Visitors to New York at its Core contemplate the future of transit. Local Projects

A new exhibit at the Museum of the City of New York places civic engagement at the forefront.

In their most traditional form, museums encapsulate the past, and the Museum of the City of New York’s first permanent installation, open this month, fulfills that expectation. Visitors to New York at its Core are treated to objects that evoke 400 years of the city’s history: the coffee pot of an 18th-century family disgruntled over the tax on tea; Boss Tweed’s cufflinks; a 1978 guestlist from Studio 54; and a baseball signed by the 1955 Brooklyn Dodgers, among 400 or so other artifacts.

But the exhibition doesn’t quit at the past or present. Following the two historical galleries, the exhibit ends in a room called the Future City Lab, where data manipulations and interactives take the place of artifacts. Rows of sleek tables, decorated with graphs and embedded with tablet screens, invite visitors to contemplate open-ended, forward-looking questions: How can we foster a more inclusive city? How can we meet the housing needs of New Yorkers? How can New York City enhance its natural environment and cope with climate change? What can we do to provide economic opportunities to the next generation? How can we make it easier for people to get into and around the city?

The leap from the past to a speculative future is a large one for an exhibit to make, and it’s still a fairly new concept. The Museum of London’s permanent exhibition, opened in 2010, looks back at 350 years of the city’s history and includes a room called Capital Concerns, in which visitors can sound off on current challenges facing London, like debates over building height and density. While the MCNY deputy director and chief curator Sarah Henry drew inspiration from London, she says that New York at its Core is both larger in scale and more firmly oriented toward the future. “We’re challenging the traditional role of a museum,” says the Future City Lab project director Kubi Ackerman. “When it comes to the future, we can’t claim any prescience, or really take a curatorial stance, but we hope that this gives people a way to participate in a conversation,” he adds.

Visitors come face-to-face with bygone New Yorkers in the World City gallery. (Local Projects)

New York at its Core was a long time coming: The project, five years in development, caps a decade-long, $100 million renovation of the MCNY building. Compared to nearby behemoths like the Metropolitan Museum of Art, which draws over six million visitors each year, MCNY, with over 245,000 guests annually, occupies a small corner of the market. But it’s one in which Henry sees great potential. “We see ourselves as a civic organization—a place that promotes citizenship and engagement in the life of the city,” Henry says.
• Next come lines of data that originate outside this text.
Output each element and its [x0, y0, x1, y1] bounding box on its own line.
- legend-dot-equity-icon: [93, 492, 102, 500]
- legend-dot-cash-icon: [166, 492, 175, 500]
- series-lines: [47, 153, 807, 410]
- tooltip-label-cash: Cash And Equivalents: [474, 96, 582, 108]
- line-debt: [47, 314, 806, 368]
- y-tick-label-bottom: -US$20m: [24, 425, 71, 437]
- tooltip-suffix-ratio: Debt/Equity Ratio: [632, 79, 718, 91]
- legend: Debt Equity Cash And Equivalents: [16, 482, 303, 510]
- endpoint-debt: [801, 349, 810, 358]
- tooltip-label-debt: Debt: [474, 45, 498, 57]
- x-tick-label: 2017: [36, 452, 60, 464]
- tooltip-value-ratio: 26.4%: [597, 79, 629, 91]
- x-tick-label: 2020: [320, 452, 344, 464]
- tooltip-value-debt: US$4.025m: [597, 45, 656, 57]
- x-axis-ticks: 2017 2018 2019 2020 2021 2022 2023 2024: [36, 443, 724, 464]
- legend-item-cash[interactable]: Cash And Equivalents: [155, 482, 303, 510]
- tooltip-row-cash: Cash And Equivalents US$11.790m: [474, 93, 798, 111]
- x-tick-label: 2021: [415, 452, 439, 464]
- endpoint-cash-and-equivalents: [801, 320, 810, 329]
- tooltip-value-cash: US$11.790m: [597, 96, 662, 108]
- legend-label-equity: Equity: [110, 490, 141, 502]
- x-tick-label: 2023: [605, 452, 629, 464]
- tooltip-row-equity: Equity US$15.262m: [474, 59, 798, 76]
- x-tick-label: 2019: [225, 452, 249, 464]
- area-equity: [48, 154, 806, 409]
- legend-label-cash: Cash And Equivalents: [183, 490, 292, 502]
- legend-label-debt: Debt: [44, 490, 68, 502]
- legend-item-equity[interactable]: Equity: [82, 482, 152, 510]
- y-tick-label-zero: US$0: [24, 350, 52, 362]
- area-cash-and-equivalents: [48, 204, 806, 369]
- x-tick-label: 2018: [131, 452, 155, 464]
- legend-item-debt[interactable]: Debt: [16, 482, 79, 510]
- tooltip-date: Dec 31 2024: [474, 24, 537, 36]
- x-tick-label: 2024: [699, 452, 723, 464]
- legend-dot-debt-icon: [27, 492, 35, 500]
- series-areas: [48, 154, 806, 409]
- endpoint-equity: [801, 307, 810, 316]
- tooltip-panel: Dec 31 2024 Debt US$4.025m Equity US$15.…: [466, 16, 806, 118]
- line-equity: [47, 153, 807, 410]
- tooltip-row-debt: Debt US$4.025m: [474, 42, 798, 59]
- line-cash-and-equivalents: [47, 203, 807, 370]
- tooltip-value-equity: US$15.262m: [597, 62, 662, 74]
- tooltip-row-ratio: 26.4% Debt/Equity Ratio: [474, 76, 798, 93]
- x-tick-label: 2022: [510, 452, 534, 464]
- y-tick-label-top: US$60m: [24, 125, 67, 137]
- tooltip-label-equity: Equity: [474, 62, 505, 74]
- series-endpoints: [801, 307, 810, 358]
Across the historical timeline, figures like Walt Whitman and Wong Chin Foo tell their personal stories on interactive screens; large streetscape screens and moving images along the walls evoke a sense of place. In the future gallery, the place is contemporary New York, and the key players are the visitors themselves. “We really want people to understand that though you might’ve just met Alexander Hamilton or Jay-Z, you as a person in New York have the same ability to effect change,” Henry says.

An interactive in the Future City Lab. (Local Projects)

Creating that sense of possibility involved designing responsiveness into the exhibit, says Jake Barton, the founder of the design firm Local Projects, which developed the interactives for New York at its Core. “There’s an understanding that the task of disseminating information has already been won by the internet,” Barton says. Museum exhibits like New York at its Core, he says, are crucial because they present visitors an opportunity to “learn by doing.” In the Future City Lab, visitors confront the housing crisis through a game in which they play the role of developer, selecting building materials and number of apartments; they consider economic opportunity by virtually trailing New Yorkers—from bodega workers to bike messengers—as they go about their work. In the background, a large map of New York constantly shifts to reflect different demographic trends, which Barton says will be continually updated as the latest data becomes available. Before they leave, visitors hit a table filled with stacks of paper on which they can write responses to questions about civic life, which will be incorporated into the Future City Lab as it evolves. “It’s just paper and conversation, but it is a technology in the sense that it’s fostering engagement” and getting people talking to each other, Barton says.

Often, Barton says, permanent exhibitions at city museums are one-visit shows. The organizers of New York at its Core, however, intend for it to be an evolving resource, one that reflects visitor input and the changing demographics and circumstances of the city that houses it. It’s an experiment, Henry says, but one that could pave a new way for thinking about the role of cultural institutions in cities. “There’s a sense of plasticity about New York and about the exhibit,” Henry says. “Change is the only constant in this city, and the hands that will shape it are those of people that are alive today.”

New York at its Core is on view at the Museum of the City of New York. Suggested donation: $14.